Luxembourg to cut tax on active ETFs
By Dom Lawson 20 March 2024
LUXEMBOURG TO CUT TAX ON ACTIVE ETFs
Trade body pushes for subscription tax to be scrapped for active strategies.
Luxembourg plans to cut taxes for actively managed exchange traded funds to give the Grand Duchy “the right starting conditions” in the growing market for the products.
The Luxembourg government levies a subscription tax – taxe d’abonnement – of 5 basis points on retail mutual funds and 1bp for institutional shares classes, which is borne by investors.
ETFs that track an index are exempt from the tax, but actively managed products are not.
Gilles Roth, Luxembourg’s minister of finance, says he “intends to reduce” the subscription tax for active ETFs.
“Thanks to its long-standing expertise in active fund management and the presence of global asset management leaders, Luxembourg should have the right starting conditions in this emerging field,” he says.
Roth announced the plans at the Association of the Luxembourg Fund Industry’s global asset management conference yesterday.
He did not specify how much the tax rate would be cut or when it would take effect.
A spokesperson for Luxembourg’s Ministry of Finance says details on the tax cut “should be announced in the coming months”.
Active ETFs in Europe had €38bn of assets under management at the end of 2023, up from €27bn the year before, Morningstar data shows.
Alfi’s chairperson, Jean-Marc Goy, says Luxembourg should scrap the subscription tax altogether for active ETFs.
Goy, who was speaking earlier at the Alfi conference, says: “We have to make sure that Luxembourg is an attractive and competitive jurisdiction for the setup of such active ETF products.”
“Active ETFs is a new product trend we see developing tremendously in the US [that is also developing] outside of the US,” Goy says.
Luxembourg’s tax announcement follows recent research that suggested Ireland’s funds industry could overtake the Grand Duchy’s within six years, with experts pointing to ETFs as one of the main drivers of Ireland’s growth, as reported by Ignites Europe.
Active ETFs domiciled in Ireland had €32.9bn of assets at the end of last year, whereas Luxembourg accounts for just €3bn, according to Morningstar data.

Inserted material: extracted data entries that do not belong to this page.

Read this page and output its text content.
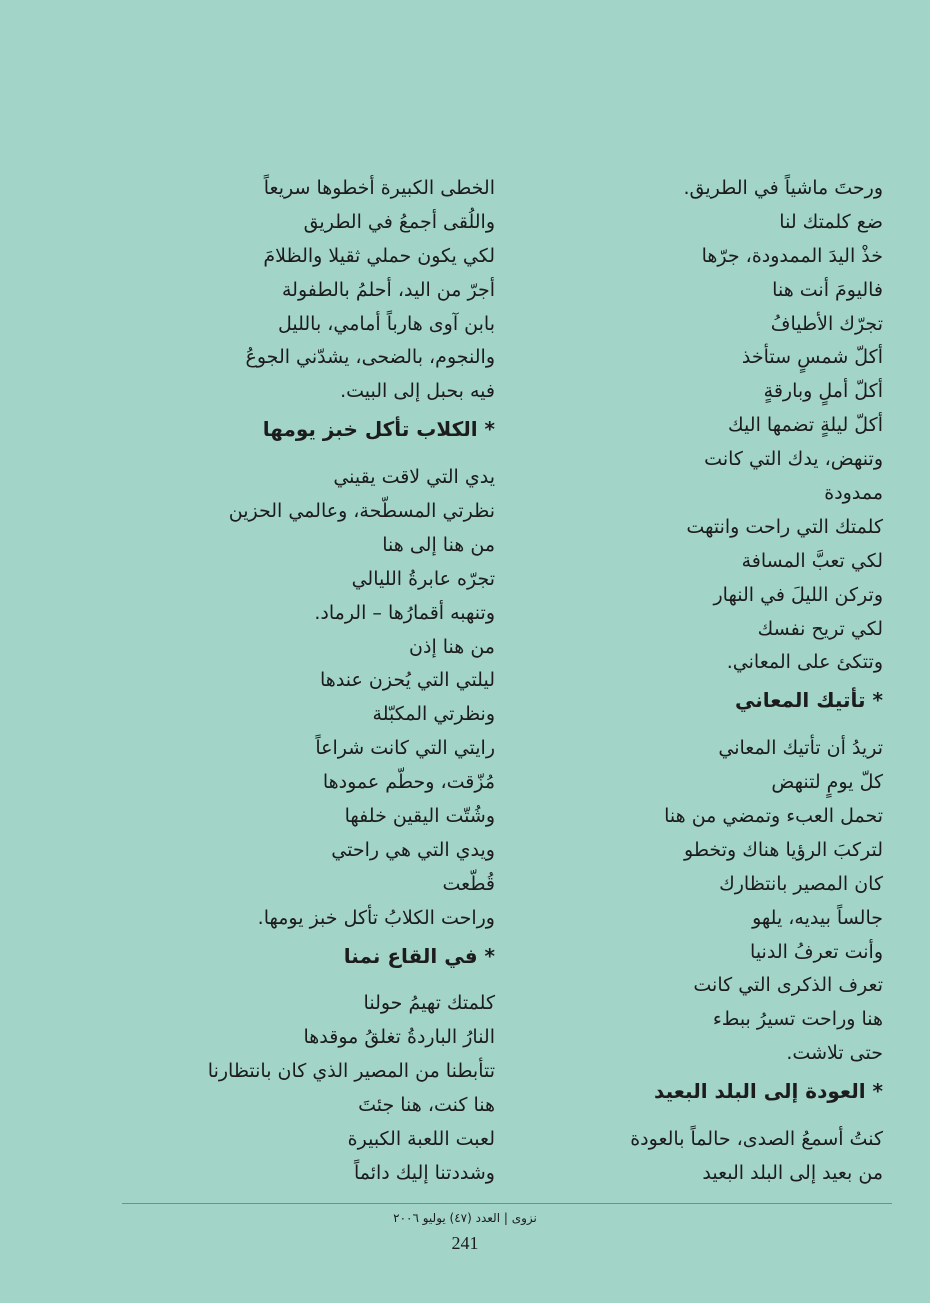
ورحتَ ماشياً في الطريق.
ضع كلمتك لنا
خذْ اليدَ الممدودة، جرّها
فاليومَ أنت هنا
تجرّك الأطيافُ
أكلّ شمسٍ ستأخذ
أكلّ أملٍ وبارقةٍ
أكلّ ليلةٍ تضمها اليك
وتنهض، يدك التي كانت
ممدودة
كلمتك التي راحت وانتهت
لكي تعبَّ المسافة
وتركن الليلَ في النهار
لكي تريح نفسك
وتتكئ على المعاني.
* تأتيك المعاني
تريدُ أن تأتيك المعاني
كلّ يومٍ لتنهض
تحمل العبء وتمضي من هنا
لتركبَ الرؤيا هناك وتخطو
كان المصير بانتظارك
جالساً بيديه، يلهو
وأنت تعرفُ الدنيا
تعرف الذكرى التي كانت
هنا وراحت تسيرُ ببطء
حتى تلاشت.
* العودة إلى البلد البعيد
كنتُ أسمعُ الصدى، حالماً بالعودة
من بعيد إلى البلد البعيد
الخطى الكبيرة أخطوها سريعاً
واللُقى أجمعُ في الطريق
لكي يكون حملي ثقيلا والظلامَ
أجرّ من اليد، أحلمُ بالطفولة
بابن آوى هارباً أمامي، بالليل
والنجوم، بالضحى، يشدّني الجوعُ
فيه بحبل إلى البيت.
* الكلاب تأكل خبز يومها
يدي التي لاقت يقيني
نظرتي المسطّحة، وعالمي الحزين
من هنا إلى هنا
تجرّه عابرةُ الليالي
وتنهبه أقمارُها – الرماد.
من هنا إذن
ليلتي التي يُحزن عندها
ونظرتي المكبّلة
رايتي التي كانت شراعاً
مُزّقت، وحطّم عمودها
وشُتّت اليقين خلفها
ويدي التي هي راحتي
قُطّعت
وراحت الكلابُ تأكل خبز يومها.
* في القاع نمنا
كلمتك تهيمُ حولنا
النارُ الباردةُ تغلقُ موقدها
تتأبطنا من المصير الذي كان بانتظارنا
هنا كنت، هنا جئتَ
لعبت اللعبة الكبيرة
وشددتنا إليك دائماً
نزوى | العدد (٤٧) يوليو ٢٠٠٦
241
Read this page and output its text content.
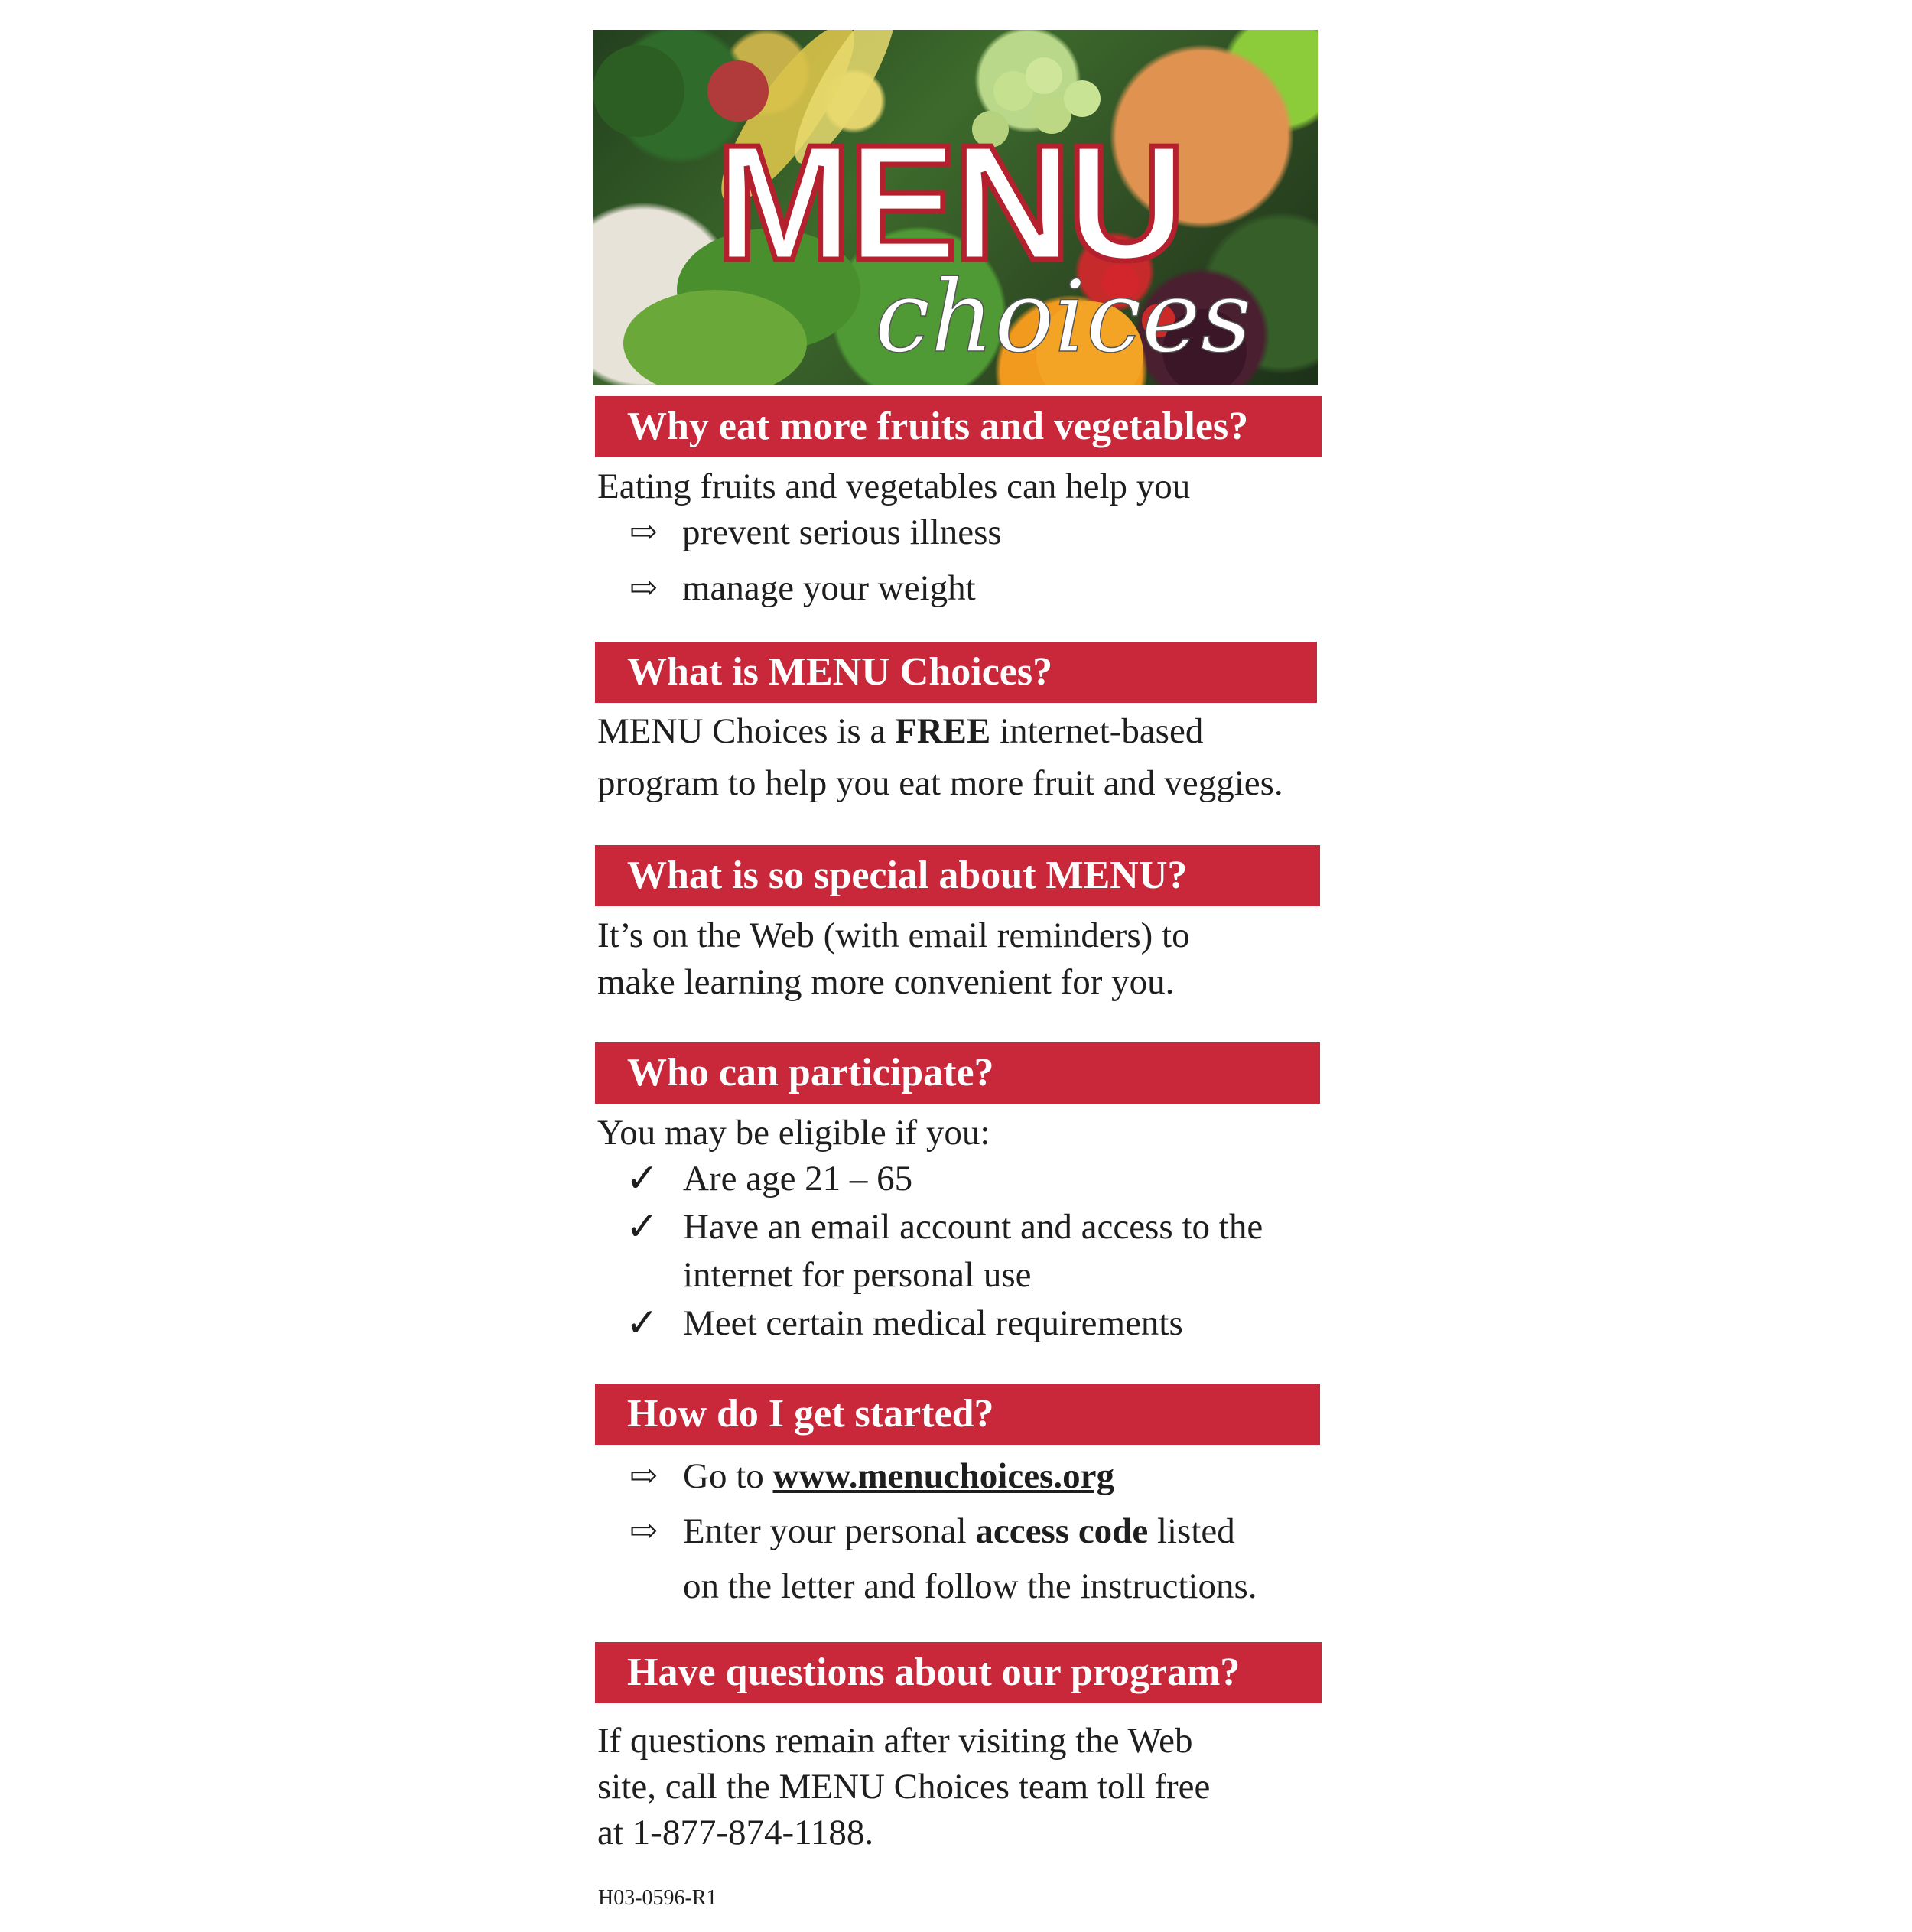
MENU
choices
Why eat more fruits and vegetables?
Eating fruits and vegetables can help you
⇨ prevent serious illness
⇨ manage your weight
What is MENU Choices?
MENU Choices is a FREE internet-based
program to help you eat more fruit and veggies.
What is so special about MENU?
It’s on the Web (with email reminders) to
make learning more convenient for you.
Who can participate?
You may be eligible if you:
✓ Are age 21 – 65
✓ Have an email account and access to the
internet for personal use
✓ Meet certain medical requirements
How do I get started?
⇨ Go to www.menuchoices.org
⇨ Enter your personal access code listed
on the letter and follow the instructions.
Have questions about our program?
If questions remain after visiting the Web
site, call the MENU Choices team toll free
at 1-877-874-1188.
H03-0596-R1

Michael O’Riordan, founding partner at BLACKWATER, an ETF consulting firm, says Luxembourg will need to offer a lot of incentives to ETF providers to entice them away from Ireland.
“All the servicing talent for ETFs is in Ireland, which gives Ireland a massive advantage [over Luxembourg].”
O’Riordan says: “The Luxembourg government would need to start throwing out a lot of carrots if they want to incentivise the big servicing shops to start relocating to Luxembourg.”